Treasuring each moment

Today, as I glance outside my window, I see the glorious colors of late October. They sting my eyes and warm my heart and soul. I treasure each moment of this time of year. Four years ago, right after the birth of my first grandchild, little did I know that a monster disease was growing inside me, traveling from my lungs to my skull, producing a tumor that would work into my brain and threaten my eyesight. It was the shock of my life to discover that I, a non-smoker a daily singer who taught others how to make music and to teach it, had been visited by Stage 4 NSCLC adenocarcinoma.

The next fall, I was just ending radiation to my lung that followed surgery for the brain tumor and chemotherapy for the small nodule in my lung. I could barely swallowThanksgiving dinner, but was overjoyed to be spending it with my little granddaughter who made me find joy in the nightmare.

A secondary cancer

Shortly after this, I was diagnosed with thyroid cancer as well. In the middle of the plans for this, my sister, a breast cancer survivor of 25 years, took a hit to the head and died of the injury to her brain stem. My surgery to remove my thyroid was set for one week after we buried her, one of my biggest supporters and mentor to my music-making. The gland revealed papillary thyroid cancer AND the lung cancer had spread there as well.

Life was at its toughest those days. Not only did I have all that to contend with, but there was a good chance that my singing voice would be harmed from the thyroid removal. I had been a singer since that same sister mentioned had held me on her lap while she played the piano and sang me all kinds of little songs when I was just a small child. The first word I read was B-A-C-H. Music was such a strong part of me that I dedicated my life to helping children make the same discoveries I did about the joy of music-making.

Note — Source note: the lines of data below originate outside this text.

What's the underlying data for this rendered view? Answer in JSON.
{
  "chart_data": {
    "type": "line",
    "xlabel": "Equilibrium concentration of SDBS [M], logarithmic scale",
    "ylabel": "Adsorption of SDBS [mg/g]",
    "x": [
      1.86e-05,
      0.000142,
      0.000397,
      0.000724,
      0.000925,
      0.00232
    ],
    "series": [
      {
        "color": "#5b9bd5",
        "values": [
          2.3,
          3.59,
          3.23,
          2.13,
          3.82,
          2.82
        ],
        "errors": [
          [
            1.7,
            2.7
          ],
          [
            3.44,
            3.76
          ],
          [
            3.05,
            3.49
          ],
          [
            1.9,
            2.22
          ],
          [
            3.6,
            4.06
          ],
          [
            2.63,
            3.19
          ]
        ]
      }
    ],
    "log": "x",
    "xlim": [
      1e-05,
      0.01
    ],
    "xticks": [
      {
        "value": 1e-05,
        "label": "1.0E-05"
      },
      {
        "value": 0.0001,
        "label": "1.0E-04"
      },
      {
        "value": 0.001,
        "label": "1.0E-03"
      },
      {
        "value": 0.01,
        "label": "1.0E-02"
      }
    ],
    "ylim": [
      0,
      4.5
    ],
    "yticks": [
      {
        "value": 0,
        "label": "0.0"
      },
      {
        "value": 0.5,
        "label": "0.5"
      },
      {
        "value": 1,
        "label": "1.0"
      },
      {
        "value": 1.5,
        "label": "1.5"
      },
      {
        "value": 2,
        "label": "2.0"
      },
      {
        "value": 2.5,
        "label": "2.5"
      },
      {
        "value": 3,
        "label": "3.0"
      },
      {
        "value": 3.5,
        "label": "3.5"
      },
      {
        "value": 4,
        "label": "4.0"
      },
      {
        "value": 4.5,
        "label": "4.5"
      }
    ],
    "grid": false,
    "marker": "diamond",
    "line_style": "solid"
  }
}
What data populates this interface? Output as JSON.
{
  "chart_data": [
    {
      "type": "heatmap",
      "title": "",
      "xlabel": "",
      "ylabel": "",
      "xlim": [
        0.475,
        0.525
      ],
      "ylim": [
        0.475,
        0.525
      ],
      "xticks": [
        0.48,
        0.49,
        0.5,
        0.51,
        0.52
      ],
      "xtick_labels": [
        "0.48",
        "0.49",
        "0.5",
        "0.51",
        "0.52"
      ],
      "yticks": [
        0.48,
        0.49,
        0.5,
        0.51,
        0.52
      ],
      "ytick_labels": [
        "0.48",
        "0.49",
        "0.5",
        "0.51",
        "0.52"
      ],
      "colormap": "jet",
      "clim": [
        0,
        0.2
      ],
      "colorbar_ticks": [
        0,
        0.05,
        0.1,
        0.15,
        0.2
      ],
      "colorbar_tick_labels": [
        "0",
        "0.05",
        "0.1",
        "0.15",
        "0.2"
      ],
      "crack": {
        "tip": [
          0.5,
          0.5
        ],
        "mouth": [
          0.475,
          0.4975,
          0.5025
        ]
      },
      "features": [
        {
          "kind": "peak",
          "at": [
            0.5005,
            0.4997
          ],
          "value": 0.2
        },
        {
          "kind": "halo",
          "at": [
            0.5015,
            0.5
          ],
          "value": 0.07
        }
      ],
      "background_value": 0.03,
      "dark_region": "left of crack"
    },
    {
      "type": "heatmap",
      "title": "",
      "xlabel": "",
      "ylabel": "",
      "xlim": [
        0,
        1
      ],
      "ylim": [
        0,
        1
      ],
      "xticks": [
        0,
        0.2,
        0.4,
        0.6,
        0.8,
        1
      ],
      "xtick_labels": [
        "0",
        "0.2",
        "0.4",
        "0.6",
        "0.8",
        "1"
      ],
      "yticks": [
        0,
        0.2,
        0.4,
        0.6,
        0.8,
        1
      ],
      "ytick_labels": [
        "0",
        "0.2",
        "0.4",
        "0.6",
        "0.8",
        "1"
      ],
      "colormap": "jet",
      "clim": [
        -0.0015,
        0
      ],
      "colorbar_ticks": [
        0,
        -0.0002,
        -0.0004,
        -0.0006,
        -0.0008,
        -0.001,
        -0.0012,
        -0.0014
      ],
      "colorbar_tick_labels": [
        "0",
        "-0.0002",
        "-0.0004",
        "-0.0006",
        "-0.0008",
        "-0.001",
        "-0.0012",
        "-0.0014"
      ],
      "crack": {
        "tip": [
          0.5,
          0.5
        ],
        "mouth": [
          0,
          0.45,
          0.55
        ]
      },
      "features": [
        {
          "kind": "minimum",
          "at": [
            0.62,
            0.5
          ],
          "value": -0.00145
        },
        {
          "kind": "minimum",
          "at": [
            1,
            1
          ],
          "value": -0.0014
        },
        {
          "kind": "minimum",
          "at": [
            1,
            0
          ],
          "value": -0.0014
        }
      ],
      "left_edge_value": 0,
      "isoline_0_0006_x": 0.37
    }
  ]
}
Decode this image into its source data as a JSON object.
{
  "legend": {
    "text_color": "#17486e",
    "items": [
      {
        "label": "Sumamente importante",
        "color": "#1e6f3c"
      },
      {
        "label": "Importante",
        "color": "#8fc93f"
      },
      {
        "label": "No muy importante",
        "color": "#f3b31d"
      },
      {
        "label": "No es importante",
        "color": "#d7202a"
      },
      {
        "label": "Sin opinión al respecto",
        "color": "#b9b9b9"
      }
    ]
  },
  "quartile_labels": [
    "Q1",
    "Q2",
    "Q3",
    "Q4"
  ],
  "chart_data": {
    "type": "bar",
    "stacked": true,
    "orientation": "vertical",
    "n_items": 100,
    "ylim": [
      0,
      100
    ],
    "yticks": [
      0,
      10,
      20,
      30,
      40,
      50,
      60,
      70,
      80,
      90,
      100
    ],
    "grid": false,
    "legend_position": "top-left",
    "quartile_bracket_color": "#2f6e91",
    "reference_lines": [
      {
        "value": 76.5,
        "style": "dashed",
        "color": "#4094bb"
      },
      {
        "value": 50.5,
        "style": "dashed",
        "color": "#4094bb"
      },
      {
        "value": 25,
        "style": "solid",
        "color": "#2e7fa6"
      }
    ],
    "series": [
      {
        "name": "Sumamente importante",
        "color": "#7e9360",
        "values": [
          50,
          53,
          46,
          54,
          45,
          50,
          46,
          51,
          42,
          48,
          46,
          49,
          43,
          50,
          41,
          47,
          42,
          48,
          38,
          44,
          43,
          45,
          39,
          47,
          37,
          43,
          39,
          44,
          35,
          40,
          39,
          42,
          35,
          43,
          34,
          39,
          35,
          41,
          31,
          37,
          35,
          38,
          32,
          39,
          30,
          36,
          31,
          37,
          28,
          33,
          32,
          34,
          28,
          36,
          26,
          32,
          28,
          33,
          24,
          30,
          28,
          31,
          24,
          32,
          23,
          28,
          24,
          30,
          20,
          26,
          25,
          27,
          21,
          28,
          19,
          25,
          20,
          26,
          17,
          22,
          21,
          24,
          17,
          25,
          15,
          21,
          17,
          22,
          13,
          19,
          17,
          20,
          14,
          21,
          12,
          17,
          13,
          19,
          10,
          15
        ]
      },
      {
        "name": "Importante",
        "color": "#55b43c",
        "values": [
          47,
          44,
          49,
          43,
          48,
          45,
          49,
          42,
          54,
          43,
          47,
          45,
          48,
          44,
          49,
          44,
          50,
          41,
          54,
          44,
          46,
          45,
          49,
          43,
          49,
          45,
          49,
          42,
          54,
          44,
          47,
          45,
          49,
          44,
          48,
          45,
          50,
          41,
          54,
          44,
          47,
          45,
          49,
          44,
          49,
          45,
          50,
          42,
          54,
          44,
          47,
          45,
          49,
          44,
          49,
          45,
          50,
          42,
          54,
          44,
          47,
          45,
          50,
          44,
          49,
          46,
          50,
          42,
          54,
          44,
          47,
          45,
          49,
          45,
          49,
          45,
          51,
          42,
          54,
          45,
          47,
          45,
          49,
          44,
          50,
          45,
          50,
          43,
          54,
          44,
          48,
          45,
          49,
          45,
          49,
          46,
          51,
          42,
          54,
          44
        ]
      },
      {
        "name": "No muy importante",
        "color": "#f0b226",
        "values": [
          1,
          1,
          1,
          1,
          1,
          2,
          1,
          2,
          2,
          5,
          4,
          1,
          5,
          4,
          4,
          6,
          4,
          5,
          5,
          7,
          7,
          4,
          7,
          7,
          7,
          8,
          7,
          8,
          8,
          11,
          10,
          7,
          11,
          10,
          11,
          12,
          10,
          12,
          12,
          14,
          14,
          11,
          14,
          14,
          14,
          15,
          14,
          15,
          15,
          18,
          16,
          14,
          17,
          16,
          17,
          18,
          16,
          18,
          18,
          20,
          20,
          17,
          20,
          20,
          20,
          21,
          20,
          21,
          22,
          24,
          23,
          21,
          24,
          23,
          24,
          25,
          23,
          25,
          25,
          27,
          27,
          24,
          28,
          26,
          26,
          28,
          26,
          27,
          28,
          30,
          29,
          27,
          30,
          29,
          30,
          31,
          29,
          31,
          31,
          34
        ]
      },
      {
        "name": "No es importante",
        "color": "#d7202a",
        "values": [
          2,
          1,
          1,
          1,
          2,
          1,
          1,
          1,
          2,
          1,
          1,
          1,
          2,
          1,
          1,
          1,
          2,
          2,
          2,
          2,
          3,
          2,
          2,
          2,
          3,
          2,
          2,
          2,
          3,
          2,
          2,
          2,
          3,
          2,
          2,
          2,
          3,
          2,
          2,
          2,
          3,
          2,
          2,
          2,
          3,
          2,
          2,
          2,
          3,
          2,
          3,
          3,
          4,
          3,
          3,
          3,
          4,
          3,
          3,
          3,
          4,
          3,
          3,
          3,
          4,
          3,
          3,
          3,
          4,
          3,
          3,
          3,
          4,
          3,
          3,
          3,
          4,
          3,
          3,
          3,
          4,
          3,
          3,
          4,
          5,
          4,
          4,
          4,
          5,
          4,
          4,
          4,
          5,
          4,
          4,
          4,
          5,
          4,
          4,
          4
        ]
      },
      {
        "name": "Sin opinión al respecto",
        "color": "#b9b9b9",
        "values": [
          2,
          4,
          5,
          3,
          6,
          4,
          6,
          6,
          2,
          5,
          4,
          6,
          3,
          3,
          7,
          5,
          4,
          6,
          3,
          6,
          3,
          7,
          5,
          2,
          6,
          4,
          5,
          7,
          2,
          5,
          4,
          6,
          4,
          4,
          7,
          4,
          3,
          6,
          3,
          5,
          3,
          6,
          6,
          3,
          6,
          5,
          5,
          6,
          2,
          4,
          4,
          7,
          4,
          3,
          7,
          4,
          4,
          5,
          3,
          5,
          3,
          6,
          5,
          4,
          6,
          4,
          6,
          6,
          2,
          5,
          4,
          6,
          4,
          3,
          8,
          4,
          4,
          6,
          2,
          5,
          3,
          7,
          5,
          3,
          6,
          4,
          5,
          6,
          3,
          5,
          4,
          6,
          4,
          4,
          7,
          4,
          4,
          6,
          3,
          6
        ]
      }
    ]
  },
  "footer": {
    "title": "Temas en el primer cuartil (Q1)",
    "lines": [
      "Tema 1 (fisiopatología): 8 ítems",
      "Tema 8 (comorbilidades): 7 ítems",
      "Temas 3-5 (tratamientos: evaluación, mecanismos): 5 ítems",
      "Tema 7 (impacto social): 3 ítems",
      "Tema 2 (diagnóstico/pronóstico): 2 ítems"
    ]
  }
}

Letting myself heal and finding joy despite complications

I carefully and slowly let my voice heal, just as I worked upon getting my emotions to heal. Slowly, it began to return. While it is not 100% as it was, it is still stronger than most, especially at 67 years of age. I now lead my Community Bible Study group each work in worship through song, and am preparing for a second performance with the local very fine oratorio society, demanding singing for sure. Those of you who have sung Handel's Messiah would agree.

Then came a second metastasis in the brain and stereotactic radiosurgery. Ah, the wearing of "the mask."

So you ask, what gets me through? I have an amazing family and friends. Two more grandchildren came, the great joys of my life. We grasped life on the days I felt well. I go to a support group. I joined Gilda's Club. I joined Lung Force and attended Advocacy Day in Washington, DC. and remained on American Lung Association Patient Advisory Board. I walked in two fundraisers, became an Ambassador in Inspire. I attend seminars to keep myself informed. But most of all, I clung to my faith.

Faith in hard times

On the morning before my brain tumor surgery, a friend texted Isaiah 41:10, not knowing that the afternoon would bring an emergency entrance to the hospital to do the surgery quickly. That night, while I lay in the dark, so very scared, a different friend sent that same scripture passage to me. I knew in the deepest part of my being that message was FOR ME.

Isaiah 41:10 NKJV "Fear not, for I am with you. Be not dismayed for I am your God. I will strengthen you, Yes, I will help you, I will uphold you with My righteous right hand."

Despite all the tough stuff that happened to me, I must say that God kept His promise to me that He sent through His Word. He kept me calm through the darkest of nights. He gave me strength to endure the unimaginable. My treatments produced success, all of them doing what they hope when they are given to you. I was given the gift of retaining my eyesight. I was given grandchildren. I was given my voice back. As the song says, "How can I keep from singing?"